First political risk insurance to unlock $1.4 billion clean energy investment across Africa unveiled
The joint initiative to tackle key investment challenges holding back crucial energy investment across Africa has been formally launched at Munich Re headquarters in Munich by Dr. Werner Hoyer, President of the European Investment Bank, Dr. Doris Höpke, Member of the Board of Management of Munich Re and George O. Otieno, Chief Executive Officer of the African Trade Insurance Agency.
The AEGF will significantly boost private investment in sustainable energy projects, both expanding access to clean energy and contribute to achieving UN Sustainable Development Goals.
The scheme will support new private sector investment in eligible renewable energy, energy efficiency and energy access projects in 25 sub-Saharan African countries.
Munich Re CEO Joachim Wenning: “The Africa Energy Guarantee Facility is another example of our strategy to create new markets by pushing back the boundaries of insurability. Munich Re has become the go-to reinsurer when it comes to creating innovative solutions and forging new partnerships. The AEGF will remove a major obstacle for renewable energy investments in Africa. For Munich Re, the AEGF is a blueprint for risk-sharing between insurers, reinsurers and international financial institutions and we strive to address other impediments to the development of emerging countries with comparable solutions.”
Werner Hoyer, President of European Investment Bank: “Sustainable energy investment in Africa is crucial to improve access to energy, cut energy bills and enhance deployment of renewable energy.
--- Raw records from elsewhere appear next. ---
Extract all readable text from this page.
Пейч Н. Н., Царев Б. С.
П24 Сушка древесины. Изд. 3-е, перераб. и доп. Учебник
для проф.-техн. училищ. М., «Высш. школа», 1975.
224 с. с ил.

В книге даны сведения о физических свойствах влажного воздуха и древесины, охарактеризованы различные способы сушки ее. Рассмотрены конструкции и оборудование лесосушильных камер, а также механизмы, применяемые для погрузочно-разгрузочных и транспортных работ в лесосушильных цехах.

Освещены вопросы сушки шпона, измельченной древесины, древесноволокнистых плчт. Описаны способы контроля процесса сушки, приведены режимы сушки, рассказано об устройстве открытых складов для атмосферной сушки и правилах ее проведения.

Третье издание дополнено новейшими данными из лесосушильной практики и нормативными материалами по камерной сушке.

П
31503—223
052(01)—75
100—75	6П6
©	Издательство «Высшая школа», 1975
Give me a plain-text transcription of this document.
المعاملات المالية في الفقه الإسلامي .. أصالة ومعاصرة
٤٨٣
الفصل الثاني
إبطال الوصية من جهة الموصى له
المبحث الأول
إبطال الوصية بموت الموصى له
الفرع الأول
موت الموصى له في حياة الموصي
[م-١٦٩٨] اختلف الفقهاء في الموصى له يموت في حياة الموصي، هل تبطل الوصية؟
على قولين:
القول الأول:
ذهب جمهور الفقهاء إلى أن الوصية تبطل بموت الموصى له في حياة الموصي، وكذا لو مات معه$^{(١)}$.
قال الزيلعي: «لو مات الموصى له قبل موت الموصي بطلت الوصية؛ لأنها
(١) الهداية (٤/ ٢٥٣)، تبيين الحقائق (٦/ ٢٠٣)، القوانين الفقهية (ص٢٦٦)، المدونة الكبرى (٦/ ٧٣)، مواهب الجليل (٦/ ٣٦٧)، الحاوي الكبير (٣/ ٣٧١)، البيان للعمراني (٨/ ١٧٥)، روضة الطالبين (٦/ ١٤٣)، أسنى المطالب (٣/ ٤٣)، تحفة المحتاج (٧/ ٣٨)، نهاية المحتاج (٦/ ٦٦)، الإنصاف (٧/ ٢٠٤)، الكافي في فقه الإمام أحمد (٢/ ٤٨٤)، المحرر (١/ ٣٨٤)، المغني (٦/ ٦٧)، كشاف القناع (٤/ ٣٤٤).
This exciting new partnership between the EIB, Munich Re and ATI combines technical, financial and sector experience and local knowledge essential to tackle investment barriers. As the EU Bank the EIB is committed to supporting Sustainable Energy for All and the African Energy Guarantee Facility established a clear model for partners to join and others to follow.”
ATI CEO George O. Otieno: “Reliable access to clean and efficient energy supply is key to building a sustainable economic base. With the increased availability of clean energy, Africa will be able to attract more investments, to create environments where companies can thrive and to build healthier communities where pollution and climate change wreak less havoc on daily life. In this sense, AEGF represents hope – and equally important, it also sends a strong signal to investors and financiers that renewable energy projects in Africa are now bankable.”
Products offered under the AEGF will include insurance against sovereign or sub-sovereign non-payment under a PPA, expropriation and breach of contract, currency inconvertibility, war, civil unrest and arbitration award default.
As of yet, the commercial insurance market is cautious and shows limited appetite to issue such political risk protection for long tenors in Africa’s energy sector. As a consequence, private companies are discouraged from investing in Africa’s energy sector because of the discrepancy between the long-term investment needed for energy projects and the short timeframe in which the political landscape may change.
Therefore we expect the AEGF to have a significant impact in catalysing new sustainable energy projects in Africa.
The new support for sustainable energy investment in Africa will be outlined to representatives of the global export credit and investment insurance industry at the 2018 Berne Union Spring Meeting taking place in Kilifi Kenya this week.
More than 85 organisations including government-backed export credit agencies, private credit and political risk insurers and multilateral institutions are expected to attend the first ever meeting of the Berne Union in Africa.
The Africa Energy Guarantee Facility was launched following detailed market assessment, backed by EUR 1 million of technical assistance provided through the EU-Africa Infrastructure Trust Fund. This identified market gaps holding back investment and identified partners who could help to address market weaknesses.
Additional technical assistance has also been provided by the European Investment Bank, the EU Bank, to enhance the provision of dedicated energy sector investment insurance services.
Around 600 million people out of a total population of 1.3 billion in Sub-Saharan Africa currently lack access to electricity and most countries experience power shortages on a daily basis. To accommodate the expected population growth by 2030, it is estimated that annual investment of around USD 100 billion in energy infrastructure is needed.
Last year the European Investment Bank provided EUR 2.6 billion for new investment across Africa. Projects supported include improving agriculture, energy, telecom, transport and water infrastructure, as well as strengthening microfinance lending and private sector investment across the continent.